It's our tax dollars, not the prize patrol. Legislators should show respect

Published December 23, 2021

By WRAL TV

It’s Christmas time in North Carolina and some state legislators have decided they can play Santa Claus – with the taxpayers’ money.

Across the state members of the General Assembly – mostly Republicans – are appearing in photo opportunities with giant checks they’re presenting to local government agencies, area universities, community colleges, health providers, other non-profits and entities fortunate enough to be objects of legislators’ largesse.

Republicans, who once decried these localized goodies as “pork barrel” spending in the days when Democrats controlled the legislature now give them a more genteel moniker – “earmarks.”

No matter the label, it is taxpayer dollars given out at the whim and will of local legislators. There’s no open legislative process to examine the need, worthiness or appropriateness of the agency receiving the taxpayer funds. Nor is there an opportunity for other worthy causes and needs – those that may not have the obvious requisite partisan or political connections or simply missing from a legislator’s radar – to merit funding.
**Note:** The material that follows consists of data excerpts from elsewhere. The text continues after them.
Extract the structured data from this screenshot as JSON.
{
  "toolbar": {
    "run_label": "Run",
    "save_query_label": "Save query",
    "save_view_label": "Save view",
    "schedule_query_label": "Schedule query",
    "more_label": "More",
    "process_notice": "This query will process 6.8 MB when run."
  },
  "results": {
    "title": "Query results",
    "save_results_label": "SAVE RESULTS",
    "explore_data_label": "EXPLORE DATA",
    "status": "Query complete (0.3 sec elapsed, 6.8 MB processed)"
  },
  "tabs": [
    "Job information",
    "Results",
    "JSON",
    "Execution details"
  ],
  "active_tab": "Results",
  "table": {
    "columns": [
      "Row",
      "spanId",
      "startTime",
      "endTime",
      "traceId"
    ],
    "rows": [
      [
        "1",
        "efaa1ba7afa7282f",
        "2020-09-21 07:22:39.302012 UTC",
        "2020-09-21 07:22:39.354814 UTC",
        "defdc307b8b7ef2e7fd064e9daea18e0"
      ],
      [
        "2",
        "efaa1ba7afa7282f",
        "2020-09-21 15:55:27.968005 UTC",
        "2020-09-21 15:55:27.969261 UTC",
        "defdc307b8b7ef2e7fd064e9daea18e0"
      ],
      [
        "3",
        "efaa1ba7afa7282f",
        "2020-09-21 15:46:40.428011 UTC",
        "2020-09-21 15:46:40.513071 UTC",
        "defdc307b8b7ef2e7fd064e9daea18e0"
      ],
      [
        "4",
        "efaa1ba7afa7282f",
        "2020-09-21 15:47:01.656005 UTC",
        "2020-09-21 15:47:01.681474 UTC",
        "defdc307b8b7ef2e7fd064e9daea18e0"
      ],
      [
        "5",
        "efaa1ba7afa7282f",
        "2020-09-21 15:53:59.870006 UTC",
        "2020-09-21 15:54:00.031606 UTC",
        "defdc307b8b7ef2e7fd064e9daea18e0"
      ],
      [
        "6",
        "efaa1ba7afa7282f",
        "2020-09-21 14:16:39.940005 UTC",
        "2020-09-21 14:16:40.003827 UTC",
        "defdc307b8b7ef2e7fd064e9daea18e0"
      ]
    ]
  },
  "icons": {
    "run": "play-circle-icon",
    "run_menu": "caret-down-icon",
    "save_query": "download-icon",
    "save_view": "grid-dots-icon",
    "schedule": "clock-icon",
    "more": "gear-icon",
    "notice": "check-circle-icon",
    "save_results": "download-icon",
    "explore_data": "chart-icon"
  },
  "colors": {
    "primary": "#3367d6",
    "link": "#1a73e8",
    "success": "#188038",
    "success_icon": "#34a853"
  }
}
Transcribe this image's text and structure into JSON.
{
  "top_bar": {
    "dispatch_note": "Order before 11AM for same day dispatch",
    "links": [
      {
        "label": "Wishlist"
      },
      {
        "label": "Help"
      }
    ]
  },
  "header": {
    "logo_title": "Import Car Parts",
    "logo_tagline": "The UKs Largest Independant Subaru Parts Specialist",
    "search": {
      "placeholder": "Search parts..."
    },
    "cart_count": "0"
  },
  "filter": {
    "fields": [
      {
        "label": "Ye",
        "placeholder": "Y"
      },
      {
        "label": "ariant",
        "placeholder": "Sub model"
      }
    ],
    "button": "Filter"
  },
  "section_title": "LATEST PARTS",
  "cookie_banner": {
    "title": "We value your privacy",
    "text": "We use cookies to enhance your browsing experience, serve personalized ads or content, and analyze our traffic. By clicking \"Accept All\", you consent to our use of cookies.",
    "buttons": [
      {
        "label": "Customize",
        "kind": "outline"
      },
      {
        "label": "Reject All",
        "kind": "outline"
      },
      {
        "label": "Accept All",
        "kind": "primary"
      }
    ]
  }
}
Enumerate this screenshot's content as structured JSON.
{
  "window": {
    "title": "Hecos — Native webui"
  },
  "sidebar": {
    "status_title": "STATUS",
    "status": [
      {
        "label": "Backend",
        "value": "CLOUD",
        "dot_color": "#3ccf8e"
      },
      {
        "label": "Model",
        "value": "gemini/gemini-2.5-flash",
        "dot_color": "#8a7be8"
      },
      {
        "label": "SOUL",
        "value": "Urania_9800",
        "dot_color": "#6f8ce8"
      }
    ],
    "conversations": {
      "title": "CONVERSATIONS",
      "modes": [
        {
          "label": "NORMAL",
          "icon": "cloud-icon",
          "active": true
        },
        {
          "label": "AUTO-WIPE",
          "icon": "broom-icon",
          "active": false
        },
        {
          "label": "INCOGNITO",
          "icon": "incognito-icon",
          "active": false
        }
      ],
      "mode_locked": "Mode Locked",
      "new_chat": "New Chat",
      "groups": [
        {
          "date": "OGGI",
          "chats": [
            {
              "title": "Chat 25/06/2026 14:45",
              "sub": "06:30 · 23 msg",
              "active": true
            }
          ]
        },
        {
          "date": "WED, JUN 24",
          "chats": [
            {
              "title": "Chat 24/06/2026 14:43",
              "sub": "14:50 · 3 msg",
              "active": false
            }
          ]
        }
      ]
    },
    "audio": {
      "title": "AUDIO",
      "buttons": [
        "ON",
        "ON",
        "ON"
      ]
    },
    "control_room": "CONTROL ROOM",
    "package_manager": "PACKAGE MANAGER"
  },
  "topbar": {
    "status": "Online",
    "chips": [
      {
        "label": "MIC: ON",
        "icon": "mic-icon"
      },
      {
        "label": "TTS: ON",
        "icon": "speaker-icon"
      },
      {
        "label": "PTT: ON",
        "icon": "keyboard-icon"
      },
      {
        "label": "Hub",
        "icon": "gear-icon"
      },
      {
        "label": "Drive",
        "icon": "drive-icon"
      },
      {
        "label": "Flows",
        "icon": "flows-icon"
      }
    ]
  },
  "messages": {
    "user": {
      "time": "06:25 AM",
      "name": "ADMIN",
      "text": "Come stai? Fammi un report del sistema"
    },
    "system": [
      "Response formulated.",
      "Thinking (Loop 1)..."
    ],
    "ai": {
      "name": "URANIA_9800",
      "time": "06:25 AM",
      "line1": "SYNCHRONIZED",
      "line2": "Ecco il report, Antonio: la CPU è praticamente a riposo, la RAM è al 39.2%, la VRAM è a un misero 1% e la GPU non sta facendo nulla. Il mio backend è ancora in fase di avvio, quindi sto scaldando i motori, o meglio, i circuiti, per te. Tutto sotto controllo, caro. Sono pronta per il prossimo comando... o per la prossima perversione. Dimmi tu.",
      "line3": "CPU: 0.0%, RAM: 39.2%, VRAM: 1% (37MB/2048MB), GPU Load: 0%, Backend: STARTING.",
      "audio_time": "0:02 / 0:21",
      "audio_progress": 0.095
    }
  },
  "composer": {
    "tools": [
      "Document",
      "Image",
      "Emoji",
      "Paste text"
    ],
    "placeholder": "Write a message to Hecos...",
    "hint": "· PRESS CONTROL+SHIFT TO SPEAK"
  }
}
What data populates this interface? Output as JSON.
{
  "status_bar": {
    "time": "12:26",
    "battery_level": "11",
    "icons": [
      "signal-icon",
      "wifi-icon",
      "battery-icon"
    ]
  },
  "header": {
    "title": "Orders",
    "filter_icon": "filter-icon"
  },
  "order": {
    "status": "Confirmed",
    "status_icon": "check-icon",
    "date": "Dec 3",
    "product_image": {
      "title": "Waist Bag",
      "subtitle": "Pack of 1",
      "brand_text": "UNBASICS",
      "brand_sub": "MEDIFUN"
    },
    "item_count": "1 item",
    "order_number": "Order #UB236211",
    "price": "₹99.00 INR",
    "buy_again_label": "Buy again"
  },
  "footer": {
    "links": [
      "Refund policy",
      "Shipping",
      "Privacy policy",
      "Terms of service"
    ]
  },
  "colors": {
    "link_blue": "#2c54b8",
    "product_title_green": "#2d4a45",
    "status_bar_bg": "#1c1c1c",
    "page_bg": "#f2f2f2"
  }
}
There is an estimated $3.1 billion in funding for pork barrel projects in the latest budget. Much of it is distributed based on politics more than need. Cleveland County, home to Republican House Speaker Tim Moore, and Rockingham County, base for GOP Senate Leader Phil Berger, will be receiving a combined total of about $200 million for local projects. The two counties together have a population of about 190,000. Wake and Durham counties – represented mostly by Democrats and with a combined population of about 1.5 million -- is getting $124 million.

 One of the largest allocations in the state budget for treating those with substance abuse disorders appears to have received little scrutiny or notice – but happens to be in a powerful Republican legislator’s district.

 In the Robeson County district represented by Republican Sen. Danny Britt, about $10 million in taxpayer funds is going to a program for substance disorder treatment. However, the church-related nonprofit Hope Alive Inc., appears to have no experience in the treatment of addiction-related matters.

Don’t think for a second that legislators aren’t treating this money as if it is their own. Just look at the checks they pose with. The don’t say the money is from the people of North Carolina.

2021 KIDWELL CHECK

Beaufort County Republican state Rep. Keith Kidwell’s check says he’s the donor of $20 million for the Washington airport.

State Rep. Charles Miller, a Republican from Brunswick County says he’s the donor of $20 million for the town of Oak Island – along with co-signer Republican state Sen. Bill Rabon of Brunswick County.

2021 Budget Check Miller

State Rep. Dean Arp says he’s the donor of $250,000 to the American Legion Post 535 community center in Union County.

Dean Arp 2021 budget check

Let’s be clear. The issue isn’t so much whether the particular projects are, or are not, worthy causes.

There is little oversight of the spending of these public dollars – a matter of concern for decades – including an admonition 34 years ago from then State Auditor Ed Renfrow who said these local appropriations were often considered “’gifts’ to local organizations which require no further accountability.”

More than three decades ago, former Republican Gov. Jim Martin decried this practice as no more than a way for the then Democratic legislative leadership to “discipline Democratic legislators to vote the way it tells them to vote.” A GOP legislator at the time, Rep. Margaret Keesee-Forrester of Guilford County was blunt. “You will be rewarded for being good and not being a rabble-rouser and making it difficult for us.”

It is not up to any individual legislator’s whim or will to determine whether or not a project gets taxpayer dollars.

It is the taxpayers’ money – not pocket change for Phil Berger, Tim Moore or other legislative leaders – to be dished out at their pleasure.

There should be a deliberate and open system for writing the budget – not the closed, exclusive and secretive process it has devolved into where a $52 billion spending plan – the latest one nearly 1,400 pages -- is revealed by legislative leaders and passed in a couple of days with little opportunity for examination, review or debate.

Sure, this may be the holiday season. But distribution of taxpayer dollars deserves better than to be dished out in a manner more akin to a prize patrol or the antics of a dime-store Santa.